The example presented was if a packager’s year-end results show that it booked 30 percent of packaged rounds in Ocean City it would be eligible for $20,000 in matching funds provided it meets the eligibility and disbursement requirements.
According to Turk, the co-op would benefit the town by bringing the entire group of businesses that benefit from golf together creating more of a powerful force for building golf travel to Ocean City. There were 80,000 golf package rounds played on area golf courses in 2010, compared to 10 years ago when it was 100,000.
Turk referred to the plan as a “win-win-win” proposal. Cooperative marketing will bring more visitors, increasing the revenue for other businesses in town. More golfers in town will increase tax revenue, which could mean more advertising money for the future.
Mayor Rick Meehan, Council Secretary Lloyd Martin, Councilman Doug Cymek and Councilwoman Mary Knight attempted to persuade the rest of the council to support the plan.
“I know the council has had issues with Pam’s in the past but that was a different entity all together,” Meehan said. “I know we have backed away from the new entity for a number of years, and I think that they have established themselves and their credibility.”
Cymek said approving the plan is a “no brainer.” He explained that the town is not spending any more money, and that it is the same $60,000 in the golf budget just allocated differently.
“There is nothing wrong with this. Four to one internal investment, Eagle’s Landing is going to get all the benefit, it makes sense,” he said.
Knight said that by giving golf packagers an incentive it will give them more of a reason to spend money in advertising.
“I see this personally as even growing more than four times to one, I would like to invest $100 and next year have $400 let alone have $60,000 and then getting $224,000,” she said.
Meehan asked the council to give the strategy a try for at least a year.
“It’s the same knowledge…we should be able to see the results, we should be able to look at the rounds played in Ocean City as a whole and also at Eagle’s Landing…I think you’re going to be able to see those dollars are well spent. If not we will be in the same position and we will re-allocate next year,” he said.

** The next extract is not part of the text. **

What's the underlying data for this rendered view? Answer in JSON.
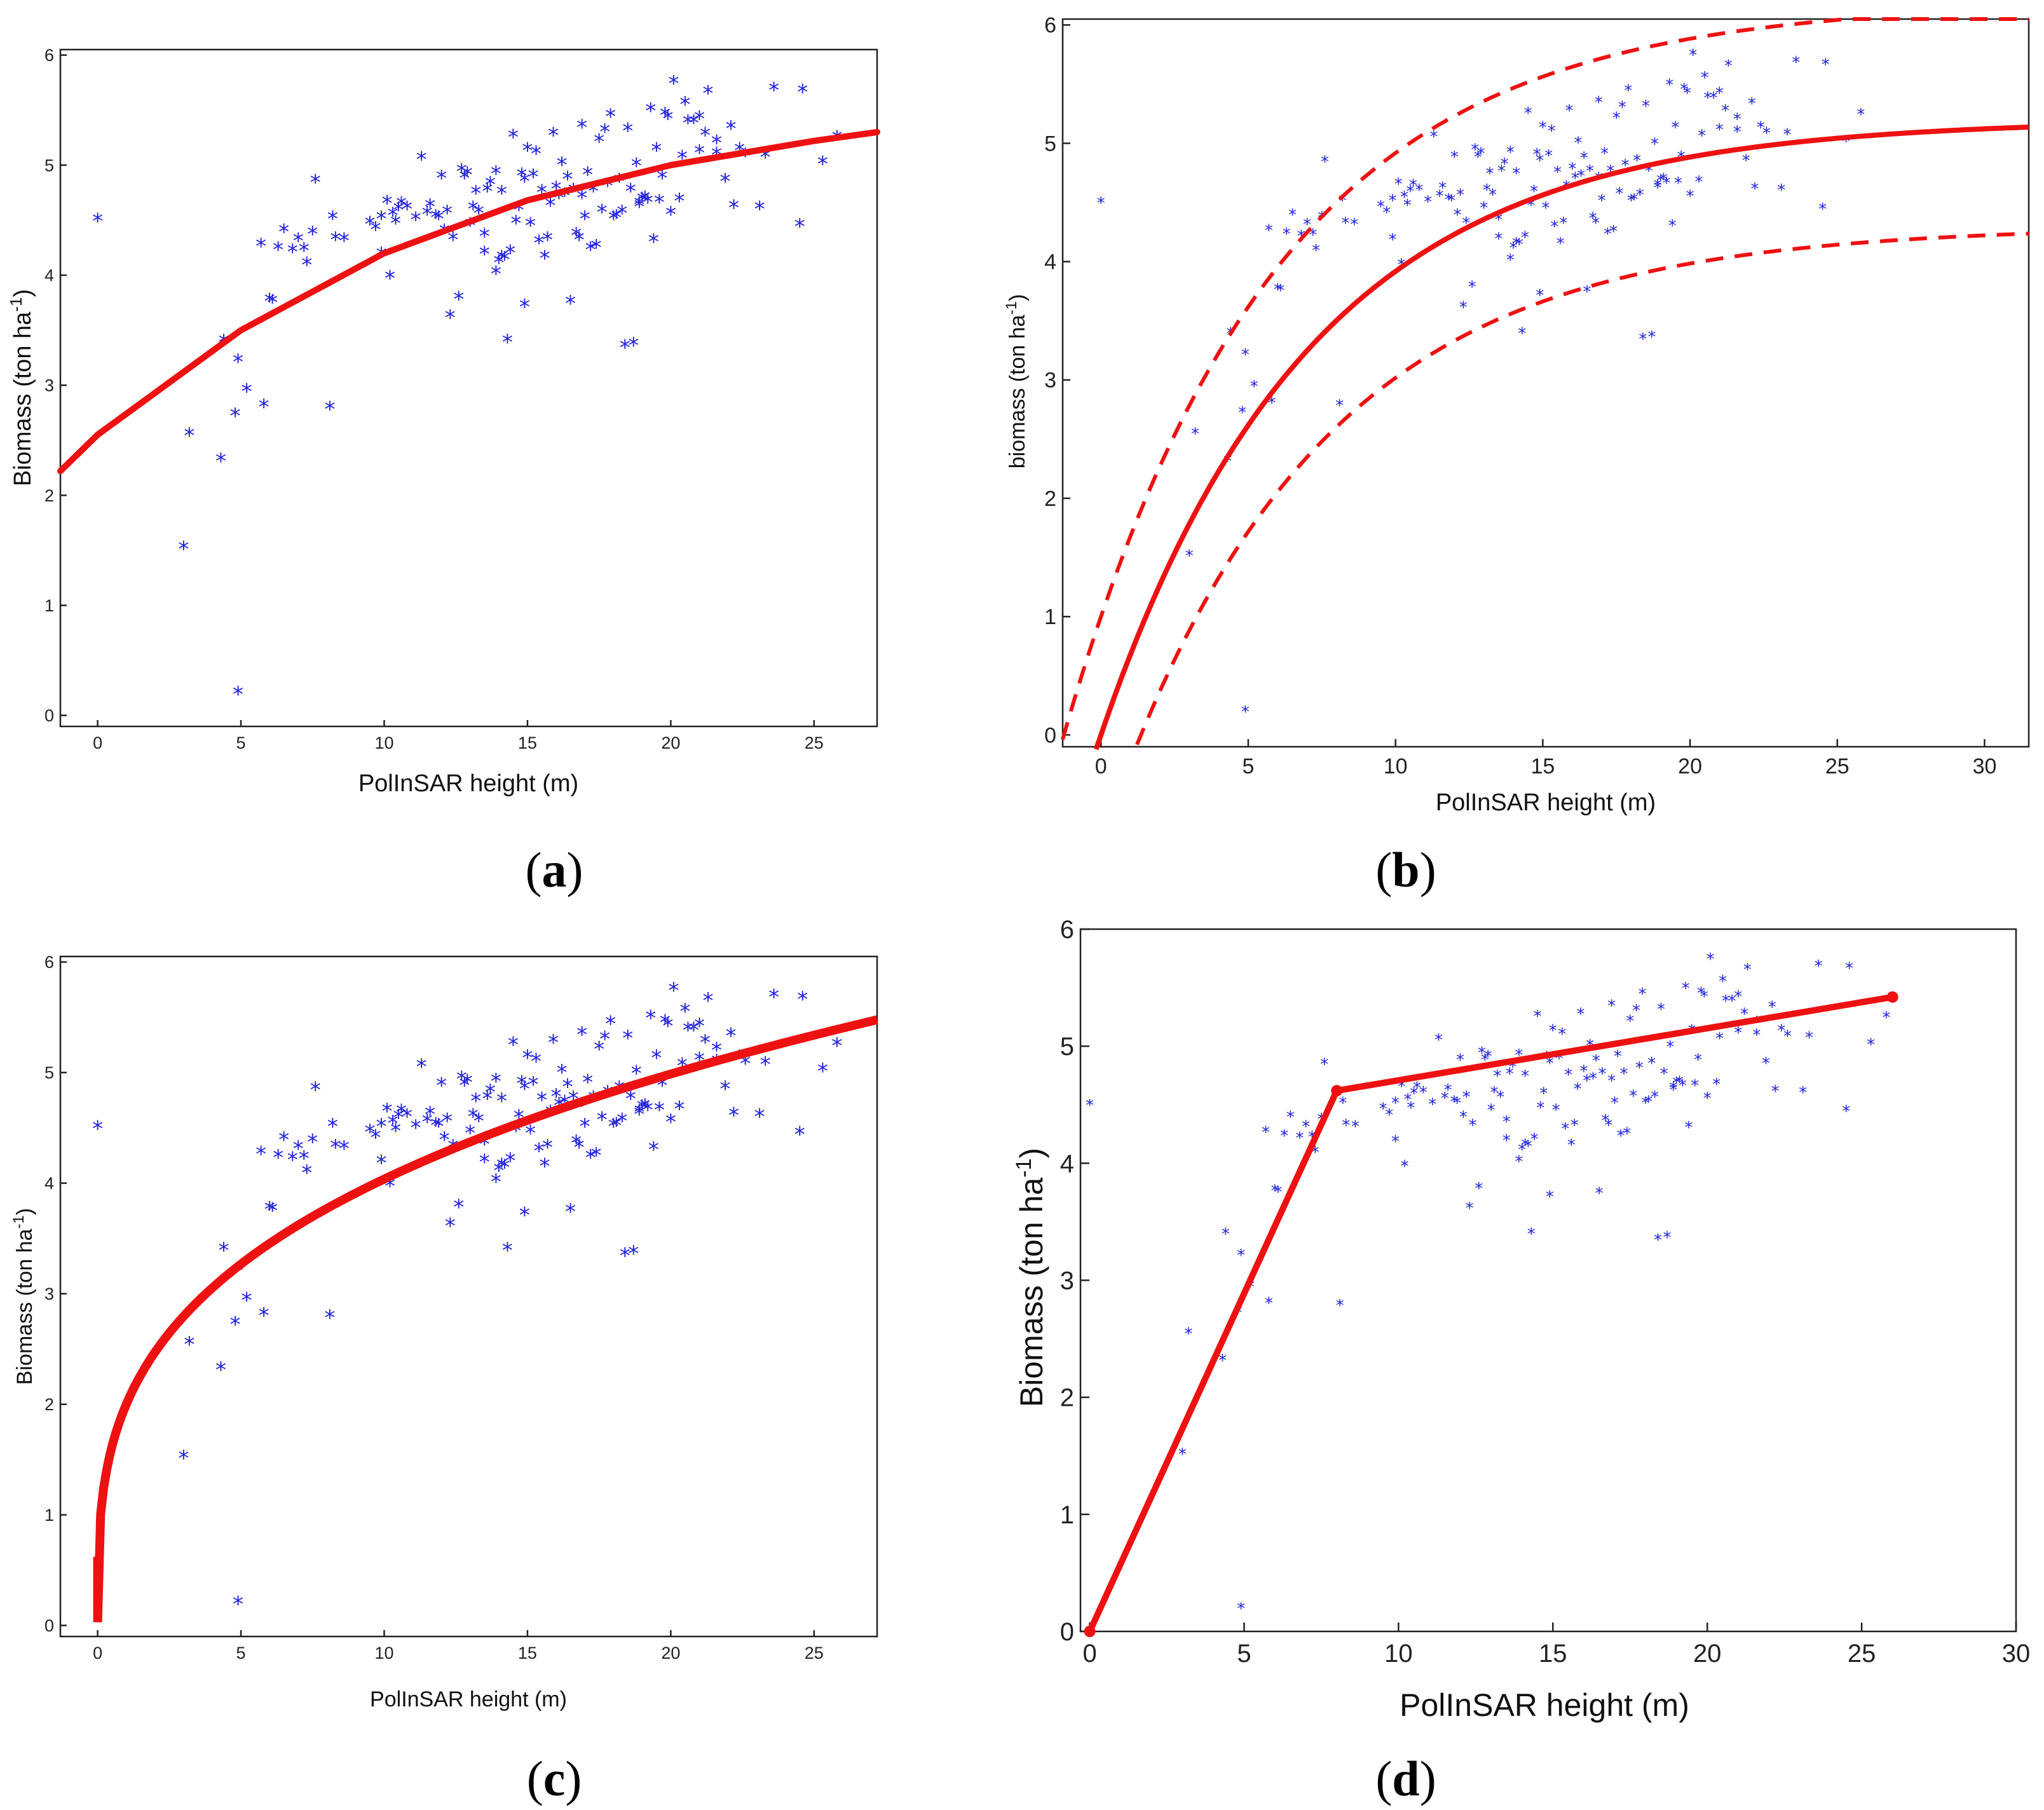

Martin reviewed the list of golf packagers that the town would be partnering up with, such as Harrison Group Golf, Clarion Resort and Commander Hotel.
“All these people book golf…if we can bring those dollars to our room [hotels] that’s our room revenue…I think it’s a win-win,” he said.
Councilman Brent Ashley said he thought the co-op just complicates the matter, saying, “The rounds are already up. I think what you are doing here is creating a monitoring nightmare.”
Councilman Joe Hall said he was closer to approving the idea but “not there yet.”
“If the motion could be adjusted to endorse the concept and allow Deb to go forward in front of TAB [Tourism Advisory Board] and present the idea, I would ask them to give a recommendation and give oversight on the marketing budget,” he said.
The Golf Co-Op Marketing Plan died for the second time in a vote of 3-3, with Council President Jim Hall absent.
“I think we have the ability to make decisions, I’m sorry you don’t,” Meehan said. “You win the battle but loose the war Mr. Hall.”